Violin Plot with Seaborn Libary
This imports the visuals library that will allow you to create some cool visuals. Now let’s build some plots aka visuals.  Since we have the first part of the code, let’s add to the code to get the visuals we want. The first visuals we will create is a violin plot.  We are going to use the values that we added in which creates our dataset.
Paste the Code:
import matploblib.pylot as plt
import seaborn as sns
sns.violinplot(x=’Device’,y=’Session Duration’,data=dataset)
plt.show()
Using this code will produce a violin plot which will show you where the concentration of session duration is on the y-axis by the device.

We can see from the desktop has a higher amount of outliers with higher session durations than any other device. We can evaluate the gender by simply changing the x-axis to gender.

Create a Joint Plot
The next plot is going to joint plot. This works off the same backbone of code that you’ve already built using the violinplot.  The only difference is that you are going to exchange sns.violinplot for sns.jointplot.  However, a joint plot is a modified scatter plot so your X and Y variables will need numerical. For this example, I wanted to know if there was a correlation between session duration and goal completions.  you can see from my code below that I exchange that I used Session Duration as my x-axis and Goal Completions my y-axis
Paste the Code:
import matplotlib.pyplot as plt
import seaborn as sns
sns.jointplot(x=’Session Duration’, y=’Goal Completions’, data=dataset)
plt.show()

This plot doesn’t award me a lot of insights into my goal completions. We can change the x variable into page views to see if we get a better correlation score which is listed in the top right.

Create a Heatmap Correlation Plot
Now let’s create some correlation based on our dataset. This is a fun way to do some exploratory data analysis.  We can do this by using a heat map which is a very powerful visual.
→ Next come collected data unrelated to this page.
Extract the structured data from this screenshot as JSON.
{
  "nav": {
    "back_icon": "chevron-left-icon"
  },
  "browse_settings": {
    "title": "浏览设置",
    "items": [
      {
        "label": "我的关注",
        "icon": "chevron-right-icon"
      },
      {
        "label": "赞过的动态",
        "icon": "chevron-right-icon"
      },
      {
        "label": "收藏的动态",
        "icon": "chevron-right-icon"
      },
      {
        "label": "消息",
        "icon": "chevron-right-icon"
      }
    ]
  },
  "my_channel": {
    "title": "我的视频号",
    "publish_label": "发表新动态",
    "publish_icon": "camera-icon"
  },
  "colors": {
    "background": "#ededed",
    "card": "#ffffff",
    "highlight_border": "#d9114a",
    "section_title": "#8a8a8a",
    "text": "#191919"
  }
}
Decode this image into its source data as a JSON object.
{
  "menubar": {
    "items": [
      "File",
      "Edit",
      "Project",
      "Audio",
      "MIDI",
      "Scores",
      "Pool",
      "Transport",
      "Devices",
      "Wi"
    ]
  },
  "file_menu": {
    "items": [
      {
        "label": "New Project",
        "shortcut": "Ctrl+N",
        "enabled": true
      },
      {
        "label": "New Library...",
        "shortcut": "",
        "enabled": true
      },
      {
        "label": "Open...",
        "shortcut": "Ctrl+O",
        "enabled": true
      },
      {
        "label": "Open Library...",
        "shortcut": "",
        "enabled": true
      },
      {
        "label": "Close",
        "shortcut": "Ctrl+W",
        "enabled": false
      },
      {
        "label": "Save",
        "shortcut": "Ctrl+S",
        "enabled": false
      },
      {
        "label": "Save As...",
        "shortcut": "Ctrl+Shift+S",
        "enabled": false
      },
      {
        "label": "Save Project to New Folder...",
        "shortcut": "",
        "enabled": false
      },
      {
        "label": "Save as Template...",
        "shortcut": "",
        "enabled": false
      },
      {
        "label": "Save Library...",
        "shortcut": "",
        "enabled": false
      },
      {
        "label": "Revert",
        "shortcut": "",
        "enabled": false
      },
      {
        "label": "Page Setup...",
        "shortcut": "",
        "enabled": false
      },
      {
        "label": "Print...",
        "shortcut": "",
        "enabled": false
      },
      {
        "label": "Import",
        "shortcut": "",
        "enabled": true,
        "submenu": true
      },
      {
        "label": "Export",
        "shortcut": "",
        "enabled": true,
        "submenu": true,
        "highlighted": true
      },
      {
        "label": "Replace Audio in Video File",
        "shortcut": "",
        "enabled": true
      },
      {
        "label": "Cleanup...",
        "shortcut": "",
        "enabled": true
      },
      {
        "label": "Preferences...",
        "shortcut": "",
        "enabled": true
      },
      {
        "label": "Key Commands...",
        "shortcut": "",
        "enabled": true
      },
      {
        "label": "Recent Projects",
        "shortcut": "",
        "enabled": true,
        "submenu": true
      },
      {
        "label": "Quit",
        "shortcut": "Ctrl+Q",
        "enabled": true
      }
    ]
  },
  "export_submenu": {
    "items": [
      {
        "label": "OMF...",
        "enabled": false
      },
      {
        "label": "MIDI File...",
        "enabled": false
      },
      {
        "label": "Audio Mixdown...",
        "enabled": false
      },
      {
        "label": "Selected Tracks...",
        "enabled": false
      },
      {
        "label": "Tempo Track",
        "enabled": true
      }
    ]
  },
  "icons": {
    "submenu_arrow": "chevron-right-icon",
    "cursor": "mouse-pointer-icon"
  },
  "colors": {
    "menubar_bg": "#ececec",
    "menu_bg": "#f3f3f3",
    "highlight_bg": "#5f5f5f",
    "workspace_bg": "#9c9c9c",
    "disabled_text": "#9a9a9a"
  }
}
Since we are going to be evaluating the whole dataset, we don’t need to define the x and y-axis.  We can get a correlation score for every variable.
Paste the Code:
import matplotlib.pyplot as plt
import seaborn as sns
sns.heatmap(dataset.corr(),cmap=’coolwarm’)
plt.show()
The code takes in the whole dataset, I added a color gradient called ‘coolwarm’ however you can explore tons of color gradient. This was added with the cmap parameter. You can check out the Seaborn website to see other colors scales you can use.

We can further customize this visual by added no parameters such as labels and line width. This will make the heat map more actionable by displaying the correlations.
Paste the Code:
import matplotlib.pyplot as plt
import seaborn as sns
sns.heatmap(dataset.corr(),cmap=’coolwarm’, annot = True, linewidth =0.7)
plt.show()

Create a Seaborn Pair Plot
The last plot we are going to create is the easiest. Its called a pair plot which is essentially an aggregation of all your dataset correlation similar in separate graphs. It gives you a quick and simple look at your correlations for deeper exploration.
Paste the Code:
import matplotlib.pyplot as plt
import seaborn as sns
sns.pairplot(dataset)
plt.show()

Lastly, you can display these visuals as a report in any fashion that you like.